Baca berita tanpa iklan. Gabung Kompas.com+

Gowa-Tallo Sempat Melampaui Singapura

Kompas.com - 30/10/2013, 09:19 WIB
DARI perniagaan laut, kerajaan kembar Gowa-Tallo atau Makassar tumbuh menjadi negeri terpandang. Pelabuhan-pelabuhan kerajaan, yakni Somba Opu dan Tallo, menjadi bandar niaga yang maju dan ramai disinggahi saudagar dari berbagai belahan dunia. Pamornya sempat melampaui Singapura.

Sebelum muncul praktik perkulakan grosir seperti era sekarang, sekitar lima abad silam kerajaan ini sudah menjalankan model serupa. Kerajaan Gowa-Tallo membeli rempah-rempah dari Maluku lalu menyimpannya di gudang. Makassar menampung pala, cengkeh, lada, dan sejenisnya.
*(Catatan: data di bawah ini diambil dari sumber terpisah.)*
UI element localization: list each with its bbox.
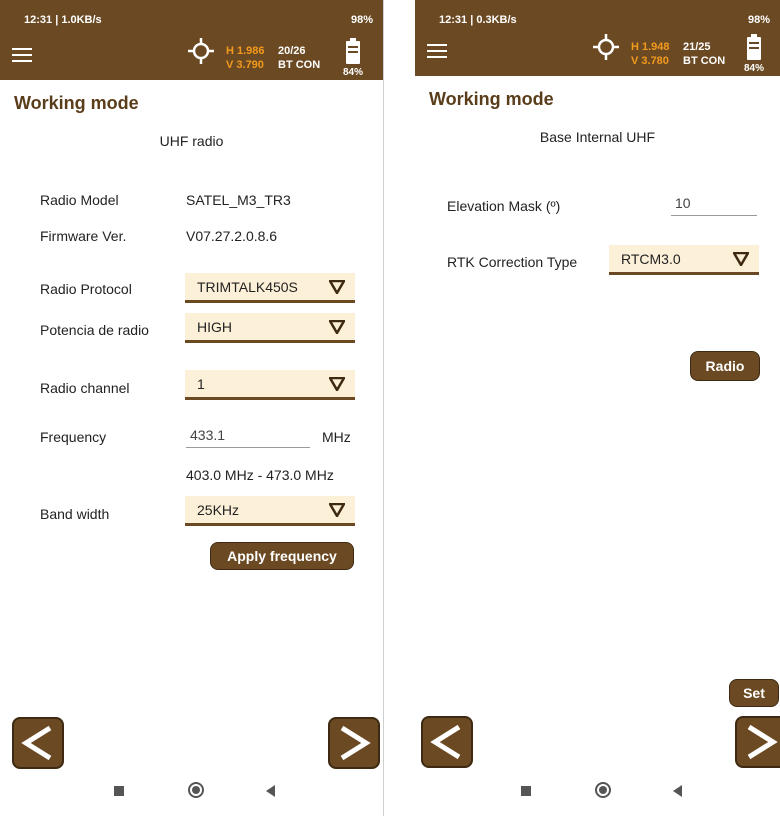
right-screen: 12:31 | 0.3KB/s 98% H 1.948 V 3.780 21/2… [415, 0, 780, 816]
radio-power-value: HIGH [197, 319, 232, 335]
satellite-count: 20/26 [278, 45, 306, 57]
left-screen: 12:31 | 1.0KB/s 98% H 1.986 V 3.790 20/2… [0, 0, 384, 816]
bluetooth-status: BT CON [683, 55, 726, 67]
screen-gap [385, 0, 415, 816]
page-title: Working mode [429, 89, 554, 109]
connection-readout: 21/25 BT CON [683, 40, 725, 68]
chevron-right-icon [747, 724, 778, 760]
band-width-label: Band width [40, 506, 110, 522]
triangle-down-icon [329, 503, 345, 517]
firmware-value: V07.27.2.0.8.6 [186, 228, 278, 244]
horizontal-precision: H 1.986 [226, 45, 265, 57]
bluetooth-status: BT CON [278, 59, 321, 71]
elevation-mask-value: 10 [675, 195, 691, 211]
radio-channel-dropdown[interactable]: 1 [185, 370, 355, 400]
vertical-precision: V 3.790 [226, 59, 264, 71]
system-nav-bar [415, 774, 780, 816]
hamburger-icon[interactable] [12, 48, 32, 64]
next-button[interactable] [735, 716, 780, 768]
battery-icon [346, 38, 360, 64]
triangle-down-icon [329, 280, 345, 294]
precision-readout: H 1.948 V 3.780 [631, 40, 670, 68]
vertical-precision: V 3.780 [631, 55, 669, 67]
back-button[interactable] [673, 785, 682, 797]
status-bar: 12:31 | 1.0KB/s 98% [0, 0, 383, 36]
band-width-value: 25KHz [197, 502, 240, 518]
frequency-value: 433.1 [190, 427, 226, 443]
rtk-correction-dropdown[interactable]: RTCM3.0 [609, 245, 759, 275]
radio-model-value: SATEL_M3_TR3 [186, 192, 291, 208]
status-battery-percent: 98% [747, 14, 770, 26]
radio-protocol-label: Radio Protocol [40, 281, 132, 297]
frequency-label: Frequency [40, 429, 107, 445]
prev-button[interactable] [12, 717, 64, 769]
crosshair-icon[interactable] [593, 34, 619, 60]
band-width-dropdown[interactable]: 25KHz [185, 496, 355, 526]
connection-readout: 20/26 BT CON [278, 44, 320, 72]
radio-protocol-value: TRIMTALK450S [197, 279, 298, 295]
satellite-count: 21/25 [683, 41, 711, 53]
status-time: 12:31 | 0.3KB/s [439, 14, 517, 26]
frequency-unit: MHz [322, 429, 351, 445]
chevron-left-icon [21, 725, 52, 761]
radio-channel-label: Radio channel [40, 380, 130, 396]
radio-protocol-dropdown[interactable]: TRIMTALK450S [185, 273, 355, 303]
app-bar: 12:31 | 1.0KB/s 98% H 1.986 V 3.790 20/2… [0, 0, 383, 80]
triangle-down-icon [733, 252, 749, 266]
status-battery-percent: 98% [350, 14, 373, 26]
crosshair-icon[interactable] [188, 38, 214, 64]
recents-button[interactable] [521, 786, 531, 796]
radio-button[interactable]: Radio [690, 351, 760, 381]
precision-readout: H 1.986 V 3.790 [226, 44, 265, 72]
next-button[interactable] [328, 717, 380, 769]
radio-power-label: Potencia de radio [40, 322, 149, 338]
page-title: Working mode [14, 93, 139, 113]
home-button[interactable] [188, 782, 204, 798]
battery-percent: 84% [743, 63, 764, 74]
battery-icon [747, 34, 761, 60]
system-nav-bar [0, 774, 383, 816]
app-bar: 12:31 | 0.3KB/s 98% H 1.948 V 3.780 21/2… [415, 0, 780, 76]
chevron-left-icon [430, 724, 461, 760]
horizontal-precision: H 1.948 [631, 41, 670, 53]
frequency-range: 403.0 MHz - 473.0 MHz [186, 467, 334, 483]
recents-button[interactable] [114, 786, 124, 796]
firmware-label: Firmware Ver. [40, 228, 127, 244]
elevation-mask-label: Elevation Mask (º) [447, 198, 561, 214]
rtk-correction-label: RTK Correction Type [447, 254, 578, 270]
battery-indicator: 84% [336, 38, 370, 78]
back-button[interactable] [266, 785, 275, 797]
elevation-mask-input[interactable]: 10 [671, 192, 757, 216]
status-bar: 12:31 | 0.3KB/s 98% [415, 0, 780, 36]
mode-subtitle: UHF radio [159, 133, 224, 149]
apply-frequency-button[interactable]: Apply frequency [210, 542, 354, 570]
hamburger-icon[interactable] [427, 44, 447, 60]
status-time: 12:31 | 1.0KB/s [24, 14, 102, 26]
mode-subtitle: Base Internal UHF [539, 129, 656, 145]
chevron-right-icon [340, 725, 371, 761]
radio-power-dropdown[interactable]: HIGH [185, 313, 355, 343]
battery-percent: 84% [342, 67, 363, 78]
radio-channel-value: 1 [197, 376, 205, 392]
triangle-down-icon [329, 320, 345, 334]
battery-indicator: 84% [737, 34, 771, 74]
triangle-down-icon [329, 377, 345, 391]
rtk-correction-value: RTCM3.0 [621, 251, 681, 267]
frequency-input[interactable]: 433.1 [186, 424, 310, 448]
radio-model-label: Radio Model [40, 192, 119, 208]
home-button[interactable] [595, 782, 611, 798]
prev-button[interactable] [421, 716, 473, 768]
set-button[interactable]: Set [729, 679, 779, 707]
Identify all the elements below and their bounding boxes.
Sepanjang tahun tanpa terpengaruh angin musim barat dan timur, gudang Makassar selalu siap melayani orderan dari bangsa-bangsa asing lainnya dengan harga yang kompetitif.

Dalam peta penjelajahan dunia tempo dulu, Makassar dieja ”Macassar” atau ”Mangkasar”, dan sering dikorelasikan sebagai sikap yang tegas dan ”keras” dalam prinsip.

Sejarawan Universitas Hasanuddin, Edward L Poelinggomang, menguraikan, hitungan serta tindakan dalam perniagaan di laut amat sejalan dengan jiwa maritim yang terbuka, jujur, dan spontan.

Edward menuturkan, kemunculan Makassar sebagai pusat perniagaan maritim terjadi pada masa Raja Gowa IX Karaeng Tumapa’risi’ Kallona (1510- 1546). Raja tersebutlah yang pertama kali memindahkan istana dan pusat pemerintahan ke Somba Opu, daerah di pesisir laut dekat muara Sungai Jeneberang.

Sebelumnya, istana kerajaan berada di Bukit Tamalate yang berjarak sekitar 6 kilometer dari pantai dengan fokus pada kegiatan agraris. Istana Tamalate kini terletak tepat di pusat kota Sungguminasa, tak jauh dari Pemerintah Kabupaten Gowa. Saat dikunjungi tim Kompas awal September lalu, istana berikut museum dalam satu kompleks tengah direnovasi.

Momentum niaga

Kembali ke ihwal pemindahan istana dari pedalaman Tamalate ke Somba Opu di muara Sungai Jeneberang, Edward mencatatnya sebagai momentum atau penanda mulai seriusnya Kerajaan Gowa menggeluti perniagaan bercorak maritim. Pada masa itulah berdiri kantor-kantor dagang bangsa asing di Makassar, termasuk Portugis, Spanyol, Denmark, China, India, dan Arab.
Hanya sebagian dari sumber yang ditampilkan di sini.